2. The workpiece sorting device according to claim 1, characterized in that: The feeding assembly includes a positioning pin (222) connected to the top side of the main turntable (210) and a spring (223) connected to the positioning pin (222) and one end of the push block (221). The push block (221) is rotatably connected to the main turntable (210). The spring (223) has the tendency to drive the push block (221) to rotate away from the transfer groove (211). A fixing frame (224) is connected to the base plate (100). A linear drive (225) is provided on the fixing frame (224) corresponding to the position of the transfer assembly. The linear drive (225) drives a lever (226) to be connected. The linear drive (225) can drive the lever (226) to press against the push block (221) and make the push block (221) rotate closer to the transfer groove (211).
3. The workpiece sorting device according to claim 2, characterized in that: The push block (226) is provided with a rotating wheel (227), which abuts against the push block (221).
4. The workpiece sorting device according to claim 2, characterized in that: The material distribution mechanism is arranged in multiple ways around the main turntable (210), and linear drive components (225) are respectively arranged on the fixed frame (224) corresponding to the positions of the multiple transfer components.
5. The workpiece sorting device according to claim 1, characterized in that: The transfer mechanism further includes a transfer enclosure (230) connected to the base plate (100), the transfer enclosure (230) extending around the main turntable (210), the transfer enclosure (230) and the main turntable (210) having a transfer gap, and the transfer enclosure (230) having a notch for avoiding the transfer component.
6. The workpiece sorting device according to claim 1, characterized in that: The transfer component includes a material distribution turntable (320), which can rotate on the substrate (100) along an axis in the vertical direction.
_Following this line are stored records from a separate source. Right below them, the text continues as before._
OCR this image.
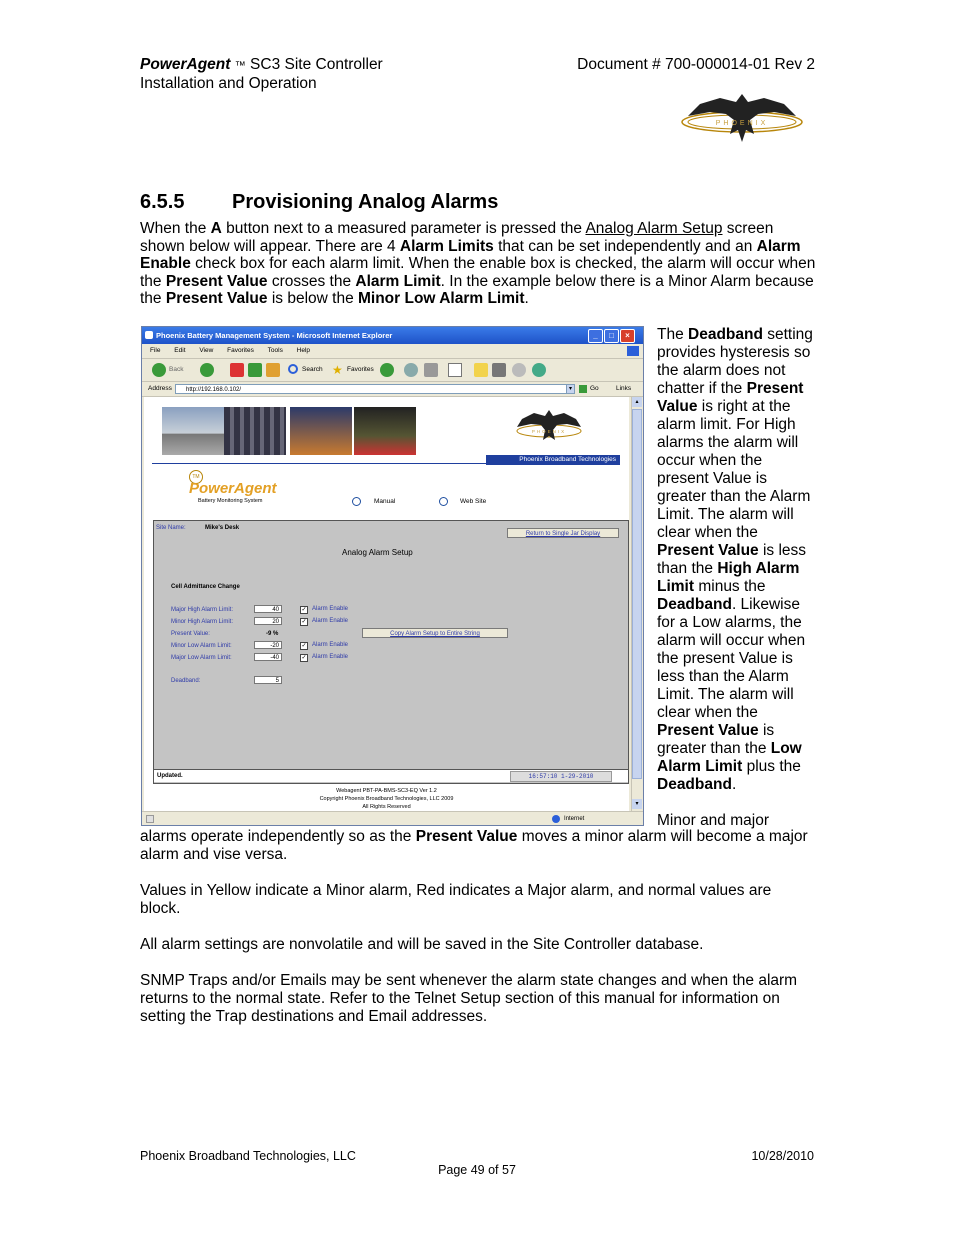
PowerAgent ™ SC3 Site Controller
Installation and Operation
Document # 700-000014-01 Rev 2
PHOENIX
6.5.5 Provisioning Analog Alarms
When the A button next to a measured parameter is pressed the Analog Alarm Setup screen shown below will appear. There are 4 Alarm Limits that can be set independently and an Alarm Enable check box for each alarm limit. When the enable box is checked, the alarm will occur when the Present Value crosses the Alarm Limit. In the example below there is a Minor Alarm because the Present Value is below the Minor Low Alarm Limit.
Phoenix Battery Management System - Microsoft Internet Explorer	_	□	×
File Edit View Favorites Tools Help
Back	Search ★ Favorites
Address	http://192.168.0.102/	▾	Go	Links
PHOENIX
Phoenix Broadband Technologies
TM
PowerAgent
Battery Monitoring System	Manual	Web Site
Site Name:	Mike's Desk
Return to Single Jar Display
Analog Alarm Setup
Cell Admittance Change
Major High Alarm Limit:	40	✓ Alarm Enable
Minor High Alarm Limit:	20	✓ Alarm Enable
Present Value:	-9 %	Copy Alarm Setup to Entire String
Minor Low Alarm Limit:	-20	✓ Alarm Enable
Major Low Alarm Limit:	-40	✓ Alarm Enable
Deadband:	5
Updated.	16:57:10 1-29-2010
Webagent PBT-PA-BMS-SC3-EQ Ver 1.2
Copyright Phoenix Broadband Technologies, LLC 2009
All Rights Reserved
▴
▾
Internet
The Deadband setting provides hysteresis so the alarm does not chatter if the Present Value is right at the alarm limit. For High alarms the alarm will occur when the present Value is greater than the Alarm Limit. The alarm will clear when the Present Value is less than the High Alarm Limit minus the Deadband. Likewise for a Low alarms, the alarm will occur when the present Value is less than the Alarm Limit. The alarm will clear when the Present Value is greater than the Low Alarm Limit plus the Deadband.

Minor and major
alarms operate independently so as the Present Value moves a minor alarm will become a major alarm and vise versa.
Values in Yellow indicate a Minor alarm, Red indicates a Major alarm, and normal values are block.
All alarm settings are nonvolatile and will be saved in the Site Controller database.
SNMP Traps and/or Emails may be sent whenever the alarm state changes and when the alarm returns to the normal state. Refer to the Telnet Setup section of this manual for information on setting the Trap destinations and Email addresses.
Phoenix Broadband Technologies, LLC	10/28/2010
Page 49 of 57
A plurality of material distribution grooves (321) are provided around the axis of the material distribution turntable (320) on its outer side.
7. The workpiece sorting device according to claim 6, characterized in that: The transfer assembly also includes a transfer enclosure (330) connected to the base plate (100), the transfer enclosure (330) extending around the distribution turntable (320) between the main turntable (210) and the first conveyor (310), and a transfer gap between the transfer enclosure (330) and the distribution turntable (320).
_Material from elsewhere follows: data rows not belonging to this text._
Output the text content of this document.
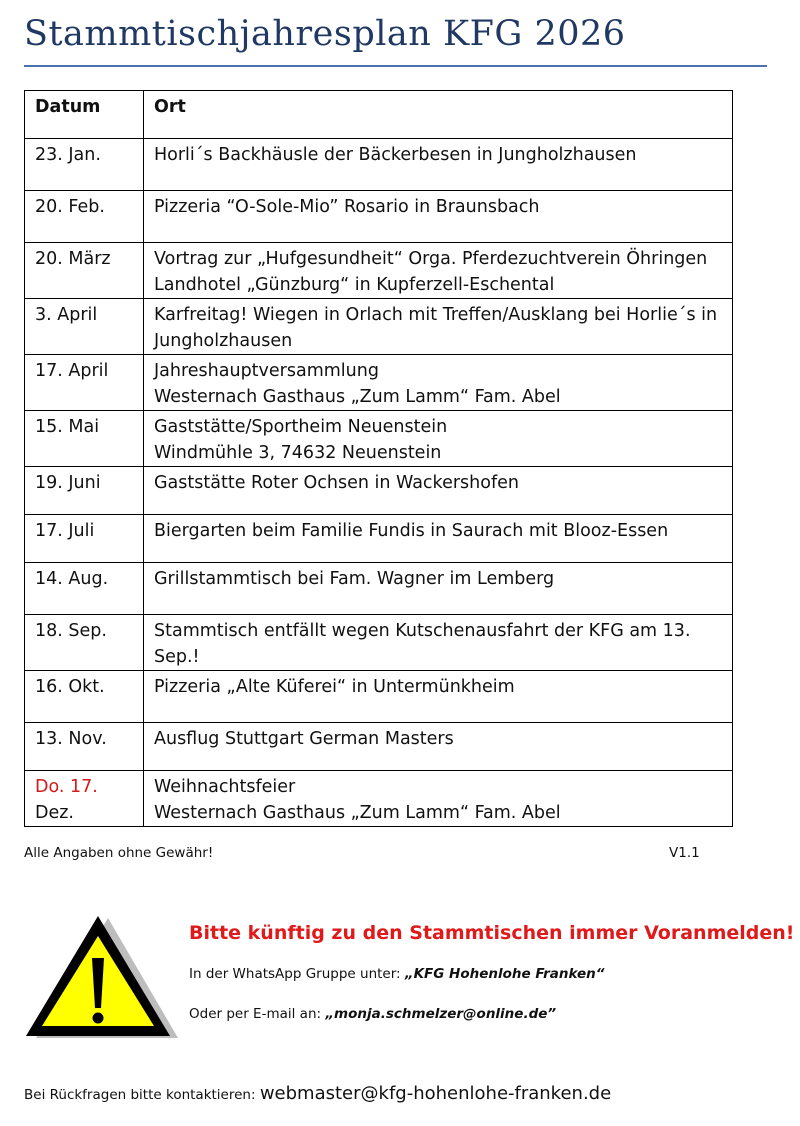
Stammtischjahresplan KFG 2026
Datum	Ort

23. Jan.	Horli´s Backhäusle der Bäckerbesen in Jungholzhausen

20. Feb.	Pizzeria “O-Sole-Mio” Rosario in Braunsbach

20. März	Vortrag zur „Hufgesundheit“ Orga. Pferdezuchtverein Öhringen
Landhotel „Günzburg“ in Kupferzell-Eschental

3. April	Karfreitag! Wiegen in Orlach mit Treffen/Ausklang bei Horlie´s in
Jungholzhausen

17. April	Jahreshauptversammlung
Westernach Gasthaus „Zum Lamm“ Fam. Abel

15. Mai	Gaststätte/Sportheim Neuenstein
Windmühle 3, 74632 Neuenstein

19. Juni	Gaststätte Roter Ochsen in Wackershofen

17. Juli	Biergarten beim Familie Fundis in Saurach mit Blooz-Essen

14. Aug.	Grillstammtisch bei Fam. Wagner im Lemberg

18. Sep.	Stammtisch entfällt wegen Kutschenausfahrt der KFG am 13. Sep.!

16. Okt.	Pizzeria „Alte Küferei“ in Untermünkheim

13. Nov.	Ausflug Stuttgart German Masters

Do. 17.
Dez.	Weihnachtsfeier
Westernach Gasthaus „Zum Lamm“ Fam. Abel
Alle Angaben ohne Gewähr!	V1.1
Bitte künftig zu den Stammtischen immer Voranmelden!
In der WhatsApp Gruppe unter: „KFG Hohenlohe Franken“
Oder per E-mail an: „monja.schmelzer@online.de”
Bei Rückfragen bitte kontaktieren: webmaster@kfg-hohenlohe-franken.de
8. The workpiece sorting device according to claim 6, characterized in that: A movable driving member is provided on the substrate (100), and the movable driving member is connected to a baffle (400). The movable driving member can drive the baffle (400) to move between the material distribution turntable (320) and the main turntable (210).
9. The workpiece sorting device according to claim 1, characterized in that: It also includes a discharge mechanism, which includes a discharge turntable (510) and a second conveyor (520) located next to the discharge turntable (510). The discharge turntable (510) can rotate on the base plate (100) along the vertical axis. A plurality of discharge slots (511) are provided around the axis of the discharge turntable (510) on the outside. The discharge turntable (510) is located on the downstream side of the main turntable (210) relative to the transfer assembly.
10. A workpiece sorting device according to claim 9, characterized in that: The discharge mechanism further includes a discharge enclosure (530), which extends around the discharge turntable (510) between the main turntable (210) and the second conveyor (520), and there is a discharge gap between the discharge enclosure (530) and the discharge turntable (510).